L'efficacité des tables diminue de façon significative lorsque les fonctions de hachage sont combinées à un sel. Dans le cadre d'un système de mots de passe, le sel est une composante aléatoire ou un compteur qui change en fonction de l'utilisateur. Si deux utilisateurs ont le même mot de passe, le sel permet d'éviter que les empreintes soient identiques. De manière informelle, le sel consiste en une opération du type :
empreinte = h(mot_de_passe + sel)
où l'opération + peut être une concaténation ou une opération plus complexe
Cette mesure augmente la complexité de l'attaque : il faut non seulement inverser la fonction grâce aux tables mais il faut encore explorer l'ensemble des possibilités induites par la présence du sel. Si l'attaque réussit, il faut encore retirer le sel du mot de passe.

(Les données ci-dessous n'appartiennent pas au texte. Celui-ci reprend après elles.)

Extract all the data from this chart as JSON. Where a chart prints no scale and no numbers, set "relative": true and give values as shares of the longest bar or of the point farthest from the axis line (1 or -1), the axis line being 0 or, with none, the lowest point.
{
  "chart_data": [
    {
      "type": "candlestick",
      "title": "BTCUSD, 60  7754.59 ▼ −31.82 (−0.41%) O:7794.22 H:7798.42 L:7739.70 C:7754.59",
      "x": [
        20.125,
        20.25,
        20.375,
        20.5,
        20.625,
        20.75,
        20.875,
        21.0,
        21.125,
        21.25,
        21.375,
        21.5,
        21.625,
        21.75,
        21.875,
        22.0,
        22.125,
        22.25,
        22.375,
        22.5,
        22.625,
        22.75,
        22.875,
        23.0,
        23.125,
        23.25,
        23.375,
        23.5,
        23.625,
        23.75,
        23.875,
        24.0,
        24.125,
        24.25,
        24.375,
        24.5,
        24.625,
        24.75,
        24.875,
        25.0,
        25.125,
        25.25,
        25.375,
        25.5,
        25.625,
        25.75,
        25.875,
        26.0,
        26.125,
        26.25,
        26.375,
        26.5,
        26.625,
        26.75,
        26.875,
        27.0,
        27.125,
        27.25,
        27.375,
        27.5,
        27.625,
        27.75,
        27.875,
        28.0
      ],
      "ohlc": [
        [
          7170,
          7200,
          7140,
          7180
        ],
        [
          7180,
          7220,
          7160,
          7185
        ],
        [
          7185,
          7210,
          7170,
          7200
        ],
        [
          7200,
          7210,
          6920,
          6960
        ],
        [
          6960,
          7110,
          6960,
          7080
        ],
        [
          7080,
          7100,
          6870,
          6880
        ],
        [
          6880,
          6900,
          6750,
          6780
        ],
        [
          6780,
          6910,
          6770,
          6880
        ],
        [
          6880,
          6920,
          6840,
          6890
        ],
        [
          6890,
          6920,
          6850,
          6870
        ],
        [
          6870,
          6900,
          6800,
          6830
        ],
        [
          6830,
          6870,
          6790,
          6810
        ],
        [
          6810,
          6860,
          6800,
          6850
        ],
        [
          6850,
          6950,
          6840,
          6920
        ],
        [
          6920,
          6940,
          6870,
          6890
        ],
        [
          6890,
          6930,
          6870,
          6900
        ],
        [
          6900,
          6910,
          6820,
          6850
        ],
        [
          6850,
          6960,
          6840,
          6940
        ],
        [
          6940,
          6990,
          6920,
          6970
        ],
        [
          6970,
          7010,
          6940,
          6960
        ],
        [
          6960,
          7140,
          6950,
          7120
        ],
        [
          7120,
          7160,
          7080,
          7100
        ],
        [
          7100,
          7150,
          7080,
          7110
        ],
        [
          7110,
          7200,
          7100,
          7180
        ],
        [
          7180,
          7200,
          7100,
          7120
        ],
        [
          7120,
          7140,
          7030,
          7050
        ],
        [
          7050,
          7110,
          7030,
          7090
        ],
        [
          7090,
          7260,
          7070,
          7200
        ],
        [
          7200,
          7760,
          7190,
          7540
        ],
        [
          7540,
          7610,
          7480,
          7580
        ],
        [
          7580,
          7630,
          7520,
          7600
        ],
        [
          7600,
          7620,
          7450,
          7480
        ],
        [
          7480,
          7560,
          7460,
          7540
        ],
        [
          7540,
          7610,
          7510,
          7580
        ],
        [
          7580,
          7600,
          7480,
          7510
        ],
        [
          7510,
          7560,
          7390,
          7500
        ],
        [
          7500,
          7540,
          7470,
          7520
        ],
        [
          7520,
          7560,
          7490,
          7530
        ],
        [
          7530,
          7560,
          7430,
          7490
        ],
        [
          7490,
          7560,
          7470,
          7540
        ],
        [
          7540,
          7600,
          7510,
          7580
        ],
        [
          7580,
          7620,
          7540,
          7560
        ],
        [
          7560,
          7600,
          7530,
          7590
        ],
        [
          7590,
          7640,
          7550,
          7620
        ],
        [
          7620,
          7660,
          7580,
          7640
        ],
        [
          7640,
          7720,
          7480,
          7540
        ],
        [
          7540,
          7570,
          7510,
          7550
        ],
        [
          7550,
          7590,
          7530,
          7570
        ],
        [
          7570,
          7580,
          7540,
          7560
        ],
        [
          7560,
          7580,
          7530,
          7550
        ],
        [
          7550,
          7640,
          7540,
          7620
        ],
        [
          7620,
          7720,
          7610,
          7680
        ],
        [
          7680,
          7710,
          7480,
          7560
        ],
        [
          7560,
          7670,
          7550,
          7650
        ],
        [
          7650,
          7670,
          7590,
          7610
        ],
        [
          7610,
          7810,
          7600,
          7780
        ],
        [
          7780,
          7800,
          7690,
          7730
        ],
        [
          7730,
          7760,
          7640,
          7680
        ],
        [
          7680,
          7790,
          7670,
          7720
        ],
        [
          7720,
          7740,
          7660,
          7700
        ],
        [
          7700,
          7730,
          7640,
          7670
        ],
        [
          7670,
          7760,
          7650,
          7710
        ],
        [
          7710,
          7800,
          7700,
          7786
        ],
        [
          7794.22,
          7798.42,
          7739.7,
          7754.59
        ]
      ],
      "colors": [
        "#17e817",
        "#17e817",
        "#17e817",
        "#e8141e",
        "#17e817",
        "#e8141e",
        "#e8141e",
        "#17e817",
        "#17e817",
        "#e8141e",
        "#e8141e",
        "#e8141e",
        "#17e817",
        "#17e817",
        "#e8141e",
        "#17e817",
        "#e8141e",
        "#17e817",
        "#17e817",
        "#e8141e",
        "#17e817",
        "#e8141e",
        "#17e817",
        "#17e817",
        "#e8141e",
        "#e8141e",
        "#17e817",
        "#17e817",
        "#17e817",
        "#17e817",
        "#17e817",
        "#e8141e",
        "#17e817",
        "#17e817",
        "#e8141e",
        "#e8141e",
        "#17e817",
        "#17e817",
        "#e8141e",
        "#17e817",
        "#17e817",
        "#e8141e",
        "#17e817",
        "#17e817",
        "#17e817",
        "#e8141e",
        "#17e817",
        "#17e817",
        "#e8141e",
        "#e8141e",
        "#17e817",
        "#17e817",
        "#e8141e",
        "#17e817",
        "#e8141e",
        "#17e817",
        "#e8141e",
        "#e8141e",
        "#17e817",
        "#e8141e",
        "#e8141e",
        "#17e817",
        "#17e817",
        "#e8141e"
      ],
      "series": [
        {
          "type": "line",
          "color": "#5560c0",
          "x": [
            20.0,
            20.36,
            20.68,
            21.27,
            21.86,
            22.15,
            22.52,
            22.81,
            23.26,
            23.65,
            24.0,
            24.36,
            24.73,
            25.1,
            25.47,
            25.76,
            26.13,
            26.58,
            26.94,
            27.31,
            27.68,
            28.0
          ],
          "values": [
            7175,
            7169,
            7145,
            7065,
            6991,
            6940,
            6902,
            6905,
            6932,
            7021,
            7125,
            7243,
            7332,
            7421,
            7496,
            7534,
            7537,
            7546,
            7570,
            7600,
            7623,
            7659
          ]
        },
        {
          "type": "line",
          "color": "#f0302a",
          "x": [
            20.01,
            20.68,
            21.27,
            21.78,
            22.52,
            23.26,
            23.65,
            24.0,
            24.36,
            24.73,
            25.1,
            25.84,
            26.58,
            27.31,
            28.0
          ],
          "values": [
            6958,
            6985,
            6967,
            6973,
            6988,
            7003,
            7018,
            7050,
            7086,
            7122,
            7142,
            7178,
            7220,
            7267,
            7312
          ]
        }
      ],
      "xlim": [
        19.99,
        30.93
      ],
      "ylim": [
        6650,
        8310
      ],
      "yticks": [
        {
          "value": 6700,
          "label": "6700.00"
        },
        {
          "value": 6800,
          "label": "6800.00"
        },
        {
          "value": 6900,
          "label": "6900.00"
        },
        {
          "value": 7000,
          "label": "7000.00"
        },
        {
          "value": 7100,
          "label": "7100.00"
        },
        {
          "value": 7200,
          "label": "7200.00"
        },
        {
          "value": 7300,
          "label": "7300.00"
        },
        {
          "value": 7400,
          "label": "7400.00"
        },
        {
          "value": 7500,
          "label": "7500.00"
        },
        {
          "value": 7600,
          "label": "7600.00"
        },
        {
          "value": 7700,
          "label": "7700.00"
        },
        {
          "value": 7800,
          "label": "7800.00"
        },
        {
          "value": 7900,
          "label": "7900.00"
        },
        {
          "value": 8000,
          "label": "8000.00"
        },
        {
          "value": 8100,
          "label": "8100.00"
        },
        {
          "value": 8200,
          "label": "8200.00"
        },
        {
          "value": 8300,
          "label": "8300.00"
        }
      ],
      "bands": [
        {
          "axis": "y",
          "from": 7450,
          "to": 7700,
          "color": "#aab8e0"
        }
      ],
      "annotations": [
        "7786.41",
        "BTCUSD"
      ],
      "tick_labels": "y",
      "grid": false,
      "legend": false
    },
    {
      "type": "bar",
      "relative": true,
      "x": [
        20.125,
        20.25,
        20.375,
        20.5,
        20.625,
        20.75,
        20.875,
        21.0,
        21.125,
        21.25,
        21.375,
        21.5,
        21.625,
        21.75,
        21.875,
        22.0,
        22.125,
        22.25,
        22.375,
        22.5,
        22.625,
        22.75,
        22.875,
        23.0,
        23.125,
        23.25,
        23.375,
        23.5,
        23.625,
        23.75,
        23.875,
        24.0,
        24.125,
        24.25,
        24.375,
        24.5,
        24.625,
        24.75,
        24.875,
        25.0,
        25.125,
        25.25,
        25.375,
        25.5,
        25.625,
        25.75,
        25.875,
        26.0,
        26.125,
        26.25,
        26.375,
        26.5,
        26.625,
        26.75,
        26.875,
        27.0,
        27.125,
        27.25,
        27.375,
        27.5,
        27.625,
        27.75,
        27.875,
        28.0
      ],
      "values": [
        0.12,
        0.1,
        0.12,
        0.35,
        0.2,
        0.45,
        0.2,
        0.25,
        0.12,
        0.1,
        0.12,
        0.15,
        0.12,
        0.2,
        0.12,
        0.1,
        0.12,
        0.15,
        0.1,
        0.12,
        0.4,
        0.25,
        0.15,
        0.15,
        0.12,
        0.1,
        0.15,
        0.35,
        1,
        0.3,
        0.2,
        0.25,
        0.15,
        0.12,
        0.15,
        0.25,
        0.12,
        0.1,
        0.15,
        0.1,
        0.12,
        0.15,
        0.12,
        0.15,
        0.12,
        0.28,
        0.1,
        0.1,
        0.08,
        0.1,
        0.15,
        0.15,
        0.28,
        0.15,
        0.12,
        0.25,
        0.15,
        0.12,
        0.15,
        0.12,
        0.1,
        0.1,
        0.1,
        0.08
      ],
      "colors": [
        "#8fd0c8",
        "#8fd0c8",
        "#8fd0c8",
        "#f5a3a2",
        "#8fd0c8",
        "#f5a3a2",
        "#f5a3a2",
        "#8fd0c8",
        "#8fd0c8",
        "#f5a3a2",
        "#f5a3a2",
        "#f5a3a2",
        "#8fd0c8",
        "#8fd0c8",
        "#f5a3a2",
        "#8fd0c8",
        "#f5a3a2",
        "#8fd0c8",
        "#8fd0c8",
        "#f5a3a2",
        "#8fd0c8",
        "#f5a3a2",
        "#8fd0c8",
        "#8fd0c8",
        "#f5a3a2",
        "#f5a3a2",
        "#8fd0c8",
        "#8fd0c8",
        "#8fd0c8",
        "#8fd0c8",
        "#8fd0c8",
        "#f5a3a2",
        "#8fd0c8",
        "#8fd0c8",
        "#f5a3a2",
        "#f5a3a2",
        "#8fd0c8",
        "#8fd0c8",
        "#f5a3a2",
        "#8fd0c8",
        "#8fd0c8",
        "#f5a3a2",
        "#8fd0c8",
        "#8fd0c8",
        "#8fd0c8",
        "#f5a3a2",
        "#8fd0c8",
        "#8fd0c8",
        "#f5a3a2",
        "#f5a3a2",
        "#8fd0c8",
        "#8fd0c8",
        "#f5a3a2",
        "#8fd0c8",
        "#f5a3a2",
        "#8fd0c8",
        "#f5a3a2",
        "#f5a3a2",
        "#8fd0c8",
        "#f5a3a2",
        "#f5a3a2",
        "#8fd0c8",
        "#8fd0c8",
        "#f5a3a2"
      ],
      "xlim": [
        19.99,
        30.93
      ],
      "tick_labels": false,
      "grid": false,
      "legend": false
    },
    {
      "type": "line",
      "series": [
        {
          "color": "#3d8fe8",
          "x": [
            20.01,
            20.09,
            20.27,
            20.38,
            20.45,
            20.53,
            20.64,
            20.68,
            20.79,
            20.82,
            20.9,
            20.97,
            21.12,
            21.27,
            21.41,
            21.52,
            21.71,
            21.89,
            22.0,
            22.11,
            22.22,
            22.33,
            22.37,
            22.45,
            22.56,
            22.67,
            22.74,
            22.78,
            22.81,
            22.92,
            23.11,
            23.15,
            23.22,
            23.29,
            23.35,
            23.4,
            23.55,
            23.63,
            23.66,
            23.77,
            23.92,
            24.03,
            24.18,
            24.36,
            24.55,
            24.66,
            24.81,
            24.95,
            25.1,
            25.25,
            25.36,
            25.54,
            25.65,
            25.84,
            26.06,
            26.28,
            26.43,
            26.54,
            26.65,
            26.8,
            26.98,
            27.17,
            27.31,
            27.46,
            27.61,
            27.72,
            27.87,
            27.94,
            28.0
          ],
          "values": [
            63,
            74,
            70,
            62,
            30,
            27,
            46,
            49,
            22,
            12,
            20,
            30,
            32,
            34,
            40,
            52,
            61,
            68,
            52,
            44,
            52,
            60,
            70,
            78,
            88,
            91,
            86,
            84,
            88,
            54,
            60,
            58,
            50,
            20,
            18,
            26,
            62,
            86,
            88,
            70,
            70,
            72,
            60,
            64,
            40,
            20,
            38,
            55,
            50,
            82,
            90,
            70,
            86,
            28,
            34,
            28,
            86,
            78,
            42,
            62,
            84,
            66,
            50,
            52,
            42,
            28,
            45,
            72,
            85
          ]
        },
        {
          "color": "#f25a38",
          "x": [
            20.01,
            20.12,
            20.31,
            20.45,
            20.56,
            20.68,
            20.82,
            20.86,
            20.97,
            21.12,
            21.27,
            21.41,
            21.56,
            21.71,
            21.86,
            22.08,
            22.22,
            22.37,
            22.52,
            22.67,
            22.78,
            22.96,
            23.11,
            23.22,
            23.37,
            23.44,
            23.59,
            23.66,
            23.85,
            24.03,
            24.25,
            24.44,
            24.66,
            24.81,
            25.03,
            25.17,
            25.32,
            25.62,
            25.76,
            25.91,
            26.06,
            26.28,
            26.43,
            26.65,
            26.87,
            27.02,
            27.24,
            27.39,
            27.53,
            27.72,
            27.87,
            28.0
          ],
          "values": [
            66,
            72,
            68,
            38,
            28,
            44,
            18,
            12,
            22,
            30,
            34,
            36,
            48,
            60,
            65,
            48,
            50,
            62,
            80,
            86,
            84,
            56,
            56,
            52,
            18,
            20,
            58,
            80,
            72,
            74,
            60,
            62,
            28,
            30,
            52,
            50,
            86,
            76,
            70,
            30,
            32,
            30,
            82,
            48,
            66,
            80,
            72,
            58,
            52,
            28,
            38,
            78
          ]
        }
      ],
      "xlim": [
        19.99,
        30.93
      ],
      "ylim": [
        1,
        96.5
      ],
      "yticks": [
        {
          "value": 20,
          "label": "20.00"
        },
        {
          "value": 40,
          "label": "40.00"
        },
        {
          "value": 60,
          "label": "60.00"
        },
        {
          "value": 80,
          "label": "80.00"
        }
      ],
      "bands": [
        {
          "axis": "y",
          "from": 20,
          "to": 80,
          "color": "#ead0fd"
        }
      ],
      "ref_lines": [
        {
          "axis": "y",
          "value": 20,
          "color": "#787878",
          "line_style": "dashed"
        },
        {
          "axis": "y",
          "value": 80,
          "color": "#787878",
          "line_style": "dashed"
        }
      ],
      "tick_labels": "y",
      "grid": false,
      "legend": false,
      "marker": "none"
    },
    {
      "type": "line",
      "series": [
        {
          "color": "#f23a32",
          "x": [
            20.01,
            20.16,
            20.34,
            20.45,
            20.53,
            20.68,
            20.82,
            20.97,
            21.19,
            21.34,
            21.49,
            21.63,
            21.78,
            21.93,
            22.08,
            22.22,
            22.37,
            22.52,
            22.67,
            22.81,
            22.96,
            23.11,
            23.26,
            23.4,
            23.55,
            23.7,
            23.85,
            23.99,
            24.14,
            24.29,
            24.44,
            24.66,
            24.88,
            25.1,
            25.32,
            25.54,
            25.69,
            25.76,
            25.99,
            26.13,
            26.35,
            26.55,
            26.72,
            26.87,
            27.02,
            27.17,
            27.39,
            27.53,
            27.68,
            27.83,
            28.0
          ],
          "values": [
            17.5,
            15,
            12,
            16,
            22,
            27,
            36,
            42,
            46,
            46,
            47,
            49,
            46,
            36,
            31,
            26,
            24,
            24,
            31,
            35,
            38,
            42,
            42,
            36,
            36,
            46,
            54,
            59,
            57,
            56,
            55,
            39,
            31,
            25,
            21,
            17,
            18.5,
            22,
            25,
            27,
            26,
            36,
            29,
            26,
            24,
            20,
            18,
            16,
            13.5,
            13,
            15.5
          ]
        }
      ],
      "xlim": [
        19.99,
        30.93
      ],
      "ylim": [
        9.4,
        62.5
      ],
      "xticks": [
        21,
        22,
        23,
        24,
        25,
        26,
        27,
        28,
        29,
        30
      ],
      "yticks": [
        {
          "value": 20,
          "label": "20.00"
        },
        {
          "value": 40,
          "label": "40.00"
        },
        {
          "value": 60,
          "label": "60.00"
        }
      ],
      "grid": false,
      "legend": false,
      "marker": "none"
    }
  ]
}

En pratique, certaines applications n'utilisent pas de sel et sont vulnérables. En outre, le sel doit avoir une longueur suffisante pour augmenter sensiblement la complexité. Un sel trop court (par exemple 4 bits) ne multiplierait la complexité que d'un facteur de 16. Dans le système GNU/Linux, la fonction de hachage utilisée est du MD5 avec un sel de 8 caractères en ASCII ce qui rend l'attaque impossible en pratique.